Editorial methodology

How we keep the VAT numbers right

Every rate, threshold and rule VATLY shows comes from a typed row in a maintained rules engine. Each row records an HMRC source URL, the date the figure first applied, and the date a human reviewer last verified it. A daily background job flags any row not reviewed in 90 days. This page documents that process in full.

1. Source provenance — every figure is traceable

Each rate row in packages/rules-engine is a typed record with the following fields:

  • value — the rate or threshold itself, stored as an integer (basis points for rates, pence for cash).
  • source_url — a single canonical HMRC page (usually gov.uk) that defines the figure.
  • applies_from — UK tax-year-aware effective date (e.g. 2025-04-06).
  • applies_to — null when current; populated when superseded.
  • last_reviewed_at — the last time a human reviewer verified the row against the source.
  • reviewer_id — who did the review.
  • notes — exceptions, caveats, or HMRC's own wording where it materially clarifies.

When a calculator renders a rate, the source URL and "last reviewed" date are shown inline. Compare this with the typical UK VAT calculator, which usually shows a single static rate with no source link at all.

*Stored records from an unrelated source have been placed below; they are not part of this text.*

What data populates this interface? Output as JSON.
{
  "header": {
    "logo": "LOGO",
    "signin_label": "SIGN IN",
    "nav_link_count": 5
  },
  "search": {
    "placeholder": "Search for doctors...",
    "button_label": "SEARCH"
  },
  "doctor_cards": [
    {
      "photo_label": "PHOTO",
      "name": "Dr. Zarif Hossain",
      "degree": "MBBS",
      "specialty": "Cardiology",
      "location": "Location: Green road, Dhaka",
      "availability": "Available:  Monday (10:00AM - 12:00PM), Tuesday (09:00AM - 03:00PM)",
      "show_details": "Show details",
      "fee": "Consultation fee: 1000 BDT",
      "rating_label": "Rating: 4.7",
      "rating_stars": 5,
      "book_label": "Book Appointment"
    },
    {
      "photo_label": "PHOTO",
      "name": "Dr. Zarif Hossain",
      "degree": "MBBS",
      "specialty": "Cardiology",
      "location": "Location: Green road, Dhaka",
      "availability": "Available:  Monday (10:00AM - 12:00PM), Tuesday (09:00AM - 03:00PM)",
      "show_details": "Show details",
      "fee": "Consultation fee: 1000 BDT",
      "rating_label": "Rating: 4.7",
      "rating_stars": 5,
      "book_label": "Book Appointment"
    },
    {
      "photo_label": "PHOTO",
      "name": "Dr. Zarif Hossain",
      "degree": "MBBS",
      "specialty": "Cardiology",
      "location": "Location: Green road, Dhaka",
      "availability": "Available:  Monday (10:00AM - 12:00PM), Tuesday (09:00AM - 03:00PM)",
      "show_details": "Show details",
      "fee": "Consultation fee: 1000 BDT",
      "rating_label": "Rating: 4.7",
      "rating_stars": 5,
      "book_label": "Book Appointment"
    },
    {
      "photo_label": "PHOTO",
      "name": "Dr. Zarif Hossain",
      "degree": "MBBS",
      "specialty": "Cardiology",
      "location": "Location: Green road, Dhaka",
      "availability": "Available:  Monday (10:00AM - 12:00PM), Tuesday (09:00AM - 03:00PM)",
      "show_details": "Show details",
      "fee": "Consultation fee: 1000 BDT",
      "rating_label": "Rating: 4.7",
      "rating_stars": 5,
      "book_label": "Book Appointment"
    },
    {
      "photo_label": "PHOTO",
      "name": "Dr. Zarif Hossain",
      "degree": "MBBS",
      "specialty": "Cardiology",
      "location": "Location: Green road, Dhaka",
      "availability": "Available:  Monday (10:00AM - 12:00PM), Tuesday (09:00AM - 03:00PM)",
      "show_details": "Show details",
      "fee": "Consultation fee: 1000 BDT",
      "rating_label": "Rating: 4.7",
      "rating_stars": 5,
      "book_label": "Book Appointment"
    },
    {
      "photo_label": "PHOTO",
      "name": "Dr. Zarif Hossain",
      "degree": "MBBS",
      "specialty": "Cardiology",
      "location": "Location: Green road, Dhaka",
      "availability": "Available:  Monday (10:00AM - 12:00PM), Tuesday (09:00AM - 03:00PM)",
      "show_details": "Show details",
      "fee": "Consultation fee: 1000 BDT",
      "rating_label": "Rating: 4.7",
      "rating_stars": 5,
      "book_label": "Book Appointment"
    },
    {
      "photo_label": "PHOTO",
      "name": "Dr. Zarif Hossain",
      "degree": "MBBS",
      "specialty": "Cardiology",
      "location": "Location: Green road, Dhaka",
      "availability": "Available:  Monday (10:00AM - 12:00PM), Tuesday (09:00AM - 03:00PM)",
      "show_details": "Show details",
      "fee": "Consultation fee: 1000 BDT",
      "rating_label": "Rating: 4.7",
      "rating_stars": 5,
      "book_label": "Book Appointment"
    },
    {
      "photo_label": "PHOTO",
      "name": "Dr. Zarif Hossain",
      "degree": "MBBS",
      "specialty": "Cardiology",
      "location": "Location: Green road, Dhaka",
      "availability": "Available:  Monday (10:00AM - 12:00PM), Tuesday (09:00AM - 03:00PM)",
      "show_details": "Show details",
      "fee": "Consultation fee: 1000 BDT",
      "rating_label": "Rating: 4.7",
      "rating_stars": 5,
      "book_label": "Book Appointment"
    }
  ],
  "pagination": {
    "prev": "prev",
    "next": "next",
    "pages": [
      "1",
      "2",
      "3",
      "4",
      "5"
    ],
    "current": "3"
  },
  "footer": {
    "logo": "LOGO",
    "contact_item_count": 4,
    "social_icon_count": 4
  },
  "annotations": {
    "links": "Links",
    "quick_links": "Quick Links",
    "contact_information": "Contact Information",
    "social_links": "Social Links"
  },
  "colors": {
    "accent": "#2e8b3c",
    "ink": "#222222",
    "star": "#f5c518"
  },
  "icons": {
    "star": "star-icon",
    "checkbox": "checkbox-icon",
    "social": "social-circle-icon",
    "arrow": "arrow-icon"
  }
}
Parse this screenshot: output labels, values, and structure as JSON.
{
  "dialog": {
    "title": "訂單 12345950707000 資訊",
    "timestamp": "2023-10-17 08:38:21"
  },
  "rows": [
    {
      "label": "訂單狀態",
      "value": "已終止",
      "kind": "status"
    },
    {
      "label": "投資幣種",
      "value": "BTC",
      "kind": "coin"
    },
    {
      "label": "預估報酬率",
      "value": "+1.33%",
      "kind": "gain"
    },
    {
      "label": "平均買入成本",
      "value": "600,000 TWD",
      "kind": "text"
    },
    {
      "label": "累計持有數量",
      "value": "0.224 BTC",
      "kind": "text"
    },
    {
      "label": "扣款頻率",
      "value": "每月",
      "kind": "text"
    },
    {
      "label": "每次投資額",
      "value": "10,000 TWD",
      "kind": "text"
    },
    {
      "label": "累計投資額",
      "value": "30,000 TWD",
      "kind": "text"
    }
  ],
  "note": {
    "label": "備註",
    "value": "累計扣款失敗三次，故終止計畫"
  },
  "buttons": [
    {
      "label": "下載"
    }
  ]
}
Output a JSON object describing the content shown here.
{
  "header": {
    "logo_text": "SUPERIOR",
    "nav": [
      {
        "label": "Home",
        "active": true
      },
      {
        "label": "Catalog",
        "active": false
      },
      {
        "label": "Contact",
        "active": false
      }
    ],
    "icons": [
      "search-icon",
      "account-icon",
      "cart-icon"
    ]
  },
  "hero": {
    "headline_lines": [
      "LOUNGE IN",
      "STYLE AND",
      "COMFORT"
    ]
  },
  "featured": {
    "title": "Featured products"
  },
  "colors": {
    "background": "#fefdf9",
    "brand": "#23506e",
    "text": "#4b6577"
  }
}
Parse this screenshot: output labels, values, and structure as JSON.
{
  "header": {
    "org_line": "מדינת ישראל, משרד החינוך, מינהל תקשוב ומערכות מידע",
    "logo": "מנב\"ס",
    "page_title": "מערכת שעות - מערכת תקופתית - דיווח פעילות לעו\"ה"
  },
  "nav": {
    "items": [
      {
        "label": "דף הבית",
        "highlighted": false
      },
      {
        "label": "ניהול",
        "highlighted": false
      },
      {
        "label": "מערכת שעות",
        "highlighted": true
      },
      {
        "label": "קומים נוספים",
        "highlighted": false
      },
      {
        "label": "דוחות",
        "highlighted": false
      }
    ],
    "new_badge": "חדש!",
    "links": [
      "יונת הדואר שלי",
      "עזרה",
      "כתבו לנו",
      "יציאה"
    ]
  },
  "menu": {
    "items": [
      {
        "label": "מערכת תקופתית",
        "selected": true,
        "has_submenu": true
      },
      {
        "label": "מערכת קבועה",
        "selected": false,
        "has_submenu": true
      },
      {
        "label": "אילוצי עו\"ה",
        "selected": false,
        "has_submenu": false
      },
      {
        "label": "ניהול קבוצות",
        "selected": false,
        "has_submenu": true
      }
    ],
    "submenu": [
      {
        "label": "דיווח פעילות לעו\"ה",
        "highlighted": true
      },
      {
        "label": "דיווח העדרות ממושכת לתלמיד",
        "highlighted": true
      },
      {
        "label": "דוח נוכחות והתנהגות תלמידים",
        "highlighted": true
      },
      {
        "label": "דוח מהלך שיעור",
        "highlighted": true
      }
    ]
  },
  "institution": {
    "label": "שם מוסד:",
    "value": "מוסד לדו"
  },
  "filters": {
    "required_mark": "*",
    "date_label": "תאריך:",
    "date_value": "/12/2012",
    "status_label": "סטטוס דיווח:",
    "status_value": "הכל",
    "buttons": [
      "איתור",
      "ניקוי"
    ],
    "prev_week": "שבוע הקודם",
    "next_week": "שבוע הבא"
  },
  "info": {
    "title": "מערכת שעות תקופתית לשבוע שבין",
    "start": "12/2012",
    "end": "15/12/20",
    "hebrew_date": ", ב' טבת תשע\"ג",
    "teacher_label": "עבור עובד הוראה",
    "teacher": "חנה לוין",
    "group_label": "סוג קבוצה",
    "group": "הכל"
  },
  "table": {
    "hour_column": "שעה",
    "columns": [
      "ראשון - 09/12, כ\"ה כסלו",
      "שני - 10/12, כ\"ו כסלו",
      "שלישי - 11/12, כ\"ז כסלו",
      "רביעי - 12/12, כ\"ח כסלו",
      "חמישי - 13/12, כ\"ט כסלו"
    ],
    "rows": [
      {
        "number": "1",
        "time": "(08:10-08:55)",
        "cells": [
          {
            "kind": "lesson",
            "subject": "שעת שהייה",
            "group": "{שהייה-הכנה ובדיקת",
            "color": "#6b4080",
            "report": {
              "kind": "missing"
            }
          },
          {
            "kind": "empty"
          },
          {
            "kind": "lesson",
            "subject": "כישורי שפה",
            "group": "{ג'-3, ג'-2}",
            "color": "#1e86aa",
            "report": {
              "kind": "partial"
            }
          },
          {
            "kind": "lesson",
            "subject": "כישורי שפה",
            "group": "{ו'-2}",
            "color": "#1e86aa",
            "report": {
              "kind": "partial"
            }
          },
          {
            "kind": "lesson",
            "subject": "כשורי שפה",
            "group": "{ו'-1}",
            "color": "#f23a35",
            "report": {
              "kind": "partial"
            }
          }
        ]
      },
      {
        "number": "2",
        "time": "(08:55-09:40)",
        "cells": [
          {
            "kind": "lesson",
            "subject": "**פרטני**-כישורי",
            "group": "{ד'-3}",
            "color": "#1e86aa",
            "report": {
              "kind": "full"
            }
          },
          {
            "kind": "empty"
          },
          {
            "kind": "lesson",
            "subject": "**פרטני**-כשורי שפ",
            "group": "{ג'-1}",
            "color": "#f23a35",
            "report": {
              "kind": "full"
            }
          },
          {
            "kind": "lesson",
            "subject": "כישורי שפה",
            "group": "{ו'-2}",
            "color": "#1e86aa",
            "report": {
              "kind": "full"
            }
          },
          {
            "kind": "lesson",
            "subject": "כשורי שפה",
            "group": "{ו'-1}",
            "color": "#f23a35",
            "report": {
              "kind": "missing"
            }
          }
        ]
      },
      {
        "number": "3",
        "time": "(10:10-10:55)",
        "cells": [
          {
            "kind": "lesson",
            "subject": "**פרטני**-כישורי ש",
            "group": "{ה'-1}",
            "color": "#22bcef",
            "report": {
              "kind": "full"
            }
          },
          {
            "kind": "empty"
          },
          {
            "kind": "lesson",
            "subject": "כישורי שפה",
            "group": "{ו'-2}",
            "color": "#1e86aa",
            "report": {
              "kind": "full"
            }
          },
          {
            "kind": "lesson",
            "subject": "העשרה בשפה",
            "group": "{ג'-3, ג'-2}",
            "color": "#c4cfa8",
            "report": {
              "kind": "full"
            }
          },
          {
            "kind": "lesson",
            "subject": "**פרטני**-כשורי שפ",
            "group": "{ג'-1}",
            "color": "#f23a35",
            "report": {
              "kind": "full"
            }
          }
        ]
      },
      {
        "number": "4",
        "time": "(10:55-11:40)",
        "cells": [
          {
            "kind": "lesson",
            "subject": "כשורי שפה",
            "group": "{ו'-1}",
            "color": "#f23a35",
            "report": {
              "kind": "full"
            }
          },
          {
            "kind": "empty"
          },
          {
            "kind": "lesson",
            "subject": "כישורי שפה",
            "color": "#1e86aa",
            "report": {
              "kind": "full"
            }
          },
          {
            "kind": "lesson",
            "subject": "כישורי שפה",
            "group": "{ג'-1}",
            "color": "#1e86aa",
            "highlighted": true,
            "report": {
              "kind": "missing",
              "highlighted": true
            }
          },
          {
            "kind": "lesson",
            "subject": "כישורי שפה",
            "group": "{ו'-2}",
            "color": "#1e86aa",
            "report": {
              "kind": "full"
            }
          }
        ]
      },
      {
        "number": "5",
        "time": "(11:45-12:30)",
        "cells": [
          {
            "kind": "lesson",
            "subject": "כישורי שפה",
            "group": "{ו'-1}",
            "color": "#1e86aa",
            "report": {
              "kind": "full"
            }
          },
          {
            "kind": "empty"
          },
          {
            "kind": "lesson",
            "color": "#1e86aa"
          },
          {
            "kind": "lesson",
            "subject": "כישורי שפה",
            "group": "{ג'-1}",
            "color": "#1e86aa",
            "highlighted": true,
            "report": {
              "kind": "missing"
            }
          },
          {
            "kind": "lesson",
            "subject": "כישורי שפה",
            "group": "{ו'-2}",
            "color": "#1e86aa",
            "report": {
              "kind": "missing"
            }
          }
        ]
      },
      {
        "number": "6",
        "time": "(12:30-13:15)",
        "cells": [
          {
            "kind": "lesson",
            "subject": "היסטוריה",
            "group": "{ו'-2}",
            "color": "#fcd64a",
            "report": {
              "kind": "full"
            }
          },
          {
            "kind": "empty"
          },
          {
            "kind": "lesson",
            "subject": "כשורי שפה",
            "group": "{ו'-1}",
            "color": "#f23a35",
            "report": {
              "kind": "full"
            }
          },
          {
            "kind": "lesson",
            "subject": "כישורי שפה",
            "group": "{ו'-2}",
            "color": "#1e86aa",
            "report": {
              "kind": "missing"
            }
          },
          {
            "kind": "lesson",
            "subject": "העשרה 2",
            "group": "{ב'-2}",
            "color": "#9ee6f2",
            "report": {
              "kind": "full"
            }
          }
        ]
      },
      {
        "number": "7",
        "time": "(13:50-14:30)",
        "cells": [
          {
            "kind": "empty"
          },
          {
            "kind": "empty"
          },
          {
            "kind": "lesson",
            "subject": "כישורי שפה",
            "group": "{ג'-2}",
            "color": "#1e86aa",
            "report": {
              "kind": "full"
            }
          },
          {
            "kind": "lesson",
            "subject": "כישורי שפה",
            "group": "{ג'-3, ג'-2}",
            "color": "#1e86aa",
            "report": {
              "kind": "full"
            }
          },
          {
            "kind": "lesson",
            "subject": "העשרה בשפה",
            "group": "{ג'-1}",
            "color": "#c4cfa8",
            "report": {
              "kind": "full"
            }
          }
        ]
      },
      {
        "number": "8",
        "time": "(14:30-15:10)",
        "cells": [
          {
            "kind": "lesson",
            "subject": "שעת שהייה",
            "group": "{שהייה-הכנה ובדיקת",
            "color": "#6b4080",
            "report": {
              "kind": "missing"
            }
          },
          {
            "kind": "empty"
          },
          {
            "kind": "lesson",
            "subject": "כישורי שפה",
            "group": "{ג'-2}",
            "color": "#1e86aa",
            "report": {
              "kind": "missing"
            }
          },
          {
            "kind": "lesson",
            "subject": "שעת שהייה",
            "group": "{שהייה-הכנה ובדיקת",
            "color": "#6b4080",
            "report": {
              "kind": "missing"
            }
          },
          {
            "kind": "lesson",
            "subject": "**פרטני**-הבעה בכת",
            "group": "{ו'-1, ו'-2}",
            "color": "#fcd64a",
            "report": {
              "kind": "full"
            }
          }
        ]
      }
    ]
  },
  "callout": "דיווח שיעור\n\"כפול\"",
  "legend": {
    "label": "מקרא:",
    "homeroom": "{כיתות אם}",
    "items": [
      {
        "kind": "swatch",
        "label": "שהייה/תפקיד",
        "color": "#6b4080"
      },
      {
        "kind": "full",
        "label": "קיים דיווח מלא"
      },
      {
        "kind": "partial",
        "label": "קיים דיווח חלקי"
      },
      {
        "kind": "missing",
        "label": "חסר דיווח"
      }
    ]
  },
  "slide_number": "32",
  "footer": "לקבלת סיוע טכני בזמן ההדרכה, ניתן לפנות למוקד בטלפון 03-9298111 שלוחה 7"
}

2. Editorial review cadence — 90-day stale-rule audit

A daily cron runs at 06:00 UTC. It scans the rules-engine seed and writes an audit_log entry with severity governance.stale_rule for any row whose last_reviewed_at is older than 90 days. Those entries land in an editor's queue. The corresponding fix is either:

  • Re-verify the figure against the source URL and bump last_reviewed_at; or
  • Update the figure (and the source URL if HMRC has moved the page) and bump last_reviewed_at; or
  • Supersede the row by setting applies_to and inserting a new row with the updated value.

Code-only changes never bump last_reviewed_at. Bots can tell the difference between an editorial change and a refactor; trust degrades fast if the date lies. This is policed by a unit test in the rules-engine package.

3. Severity ladder — what gets reviewed when

Not every audit-log entry needs the same response time. The severity values are defined in docs/EDITORIAL_WORKFLOW.md:

  • governance.stale_rule — review within 14 days.
  • governance.missing_provenance — a row is missing one or more of the mandatory fields. Fix within 7 days.
  • governance.value_disputed — a user-reported correction or an internal find. Fix within 48 hours.
  • governance.figure_changed_at_source — HMRC has updated the underlying figure. Same-day update.

4. Rounding policy — integer pence, banker's rounding

All money on VATLY is stored and computed as integer pence. Display formatting uses a typed Pence brand to make it impossible to add pounds and pence by accident. Where a rounding decision is required, the calculator uses banker's rounding (round-half-to-even) — the same convention HMRC uses in its own published examples for VAT amounts.

The full money policy, including overflow guards, parse rules, and the thin-space pound-symbol formatting, lives in docs/MONEY_POLICY.md.

5. Tax-year boundary — Europe/London, not UTC

UK tax years run 6 April to 5 April. To decide which tax year applies to a given calculation, VATLY converts to a London-local date before comparing against rule applies_from / applies_to. Without this, the tax year would flip an hour late during BST. This is tested explicitly with cases like "23:30 UTC on 5 April during BST" to lock the behaviour.

6. Testing — golden cases against HMRC examples

The @vatly/calculations package ships 33 hand-verified golden tests sourced from HMRC's own published worked examples. They include:

  • 9 UK VAT cases (Standard Scheme + Flat Rate Scheme + reverse VAT)
  • 6 PAYE/income-tax cases (UK and Scotland rates, with personal-allowance taper)
  • 4 NHS pension tier lookups
  • Property-style sweeps for net + VAT = gross over £0–£200,000
  • Threshold-status monotonicity tests

New calculators ship with a minimum of five hand-verified goldens before going live. Tests run on every push and block deploys on failure.

7. Public correction path

If you spot a figure you believe is wrong, email hello@vatly.uk with the calculator URL, the figure you saw, what you believe the correct value should be, and (ideally) an HMRC link. Disputed values are logged as governance.value_disputed with a 48-hour SLA. We will reply with the resolution, including a link to the audit-log entry.

8. What we will not do

For trust reasons we deliberately avoid:

  • Pseudo-precision claims like "save £332/year" without transparent methodology.
  • SEO listicles ("13 mistakes that cost thousands") on product pages — useful as content, dishonest framing on a calculator.
  • Embedding third-party analytics on calculator pages (PostHog is opt-in and only inside the signed-in app, never on the public calculators).
  • Stale third-party content libraries — every figure on VATLY is maintained by us against an HMRC source, not bought in.